269,5 Milliarden Euro für „Umverteilung“?
Konkret rechnet der Kieler Ausgabenmonitor im Jahr 2021 57,5 Prozent des Bundeshaushaltes den sogenannten Umverteilungsausgaben zu - dies entspricht 269,5 Milliarden Euro. Hier muss man jedoch beachten, was die Studienmacher alles hinzuzählen. Etwa fließen auch Ausgaben für den Länderfinanzausgleich hier rein - also Gelder, die den weniger finanzkräftigen Bundesländern und Kommunen helfen sollen, ihre Pflichtaufgaben zu finanzieren - und somit auch mehr Geld für Investitionen vor Ort zu haben.
Bundesausgaben mit Produktionseffekten beziffern sich laut den Ostseestädtern auf 76,2 Milliarden Euro, was 16,3 Prozent des Bundeshaushaltes entspricht. Davon entfallen 41,6 Milliarden Euro auf die äußere und innere Sicherheit (Verteidigung und Polizei) und 4,2 Milliarden Euro gehen an Exekutive, Legislative und Judikative.

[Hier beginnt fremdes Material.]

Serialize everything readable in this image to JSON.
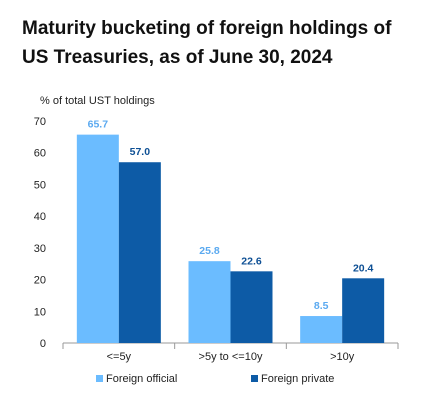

Die Bundesausgaben mit Produktionseffekten für die Zukunft machten hingegen nur rund 30,2 Milliarden Euro aus, was 6,4 Prozent des Haushaltes einschließt. Hierzu zählen Mittel für Grundlagenforschung und Bildung. Zusätzlich werden noch Bundesausgaben für Produktionsleistungen in der Vergangenheit erhoben, wozu Pensionen sowie Zinsausgaben zählen. Diese machen 21,6 Milliarden Euro bzw. 4,6 Prozent des Haushaltes aus.
20 Milliarden Euro Corona-Ausgaben versteckte Investitionen?
Die Forscher kritisieren auch die hohen Ausgaben für die Coronahilfen des Bundes. Fast 20 Milliarden Euro "sind zwar als Corona-Hilfen deklariert, dienen aber gar nicht der unmittelbaren wirtschaftlichen Bewältigung der Krise", sagt Mitautor Laaser. Stattdessen hätten die Ausgaben Subventionscharakter - etwa für die Entlastung der Strompreise oder Absatzhilfen für Elektrofahrzeuge.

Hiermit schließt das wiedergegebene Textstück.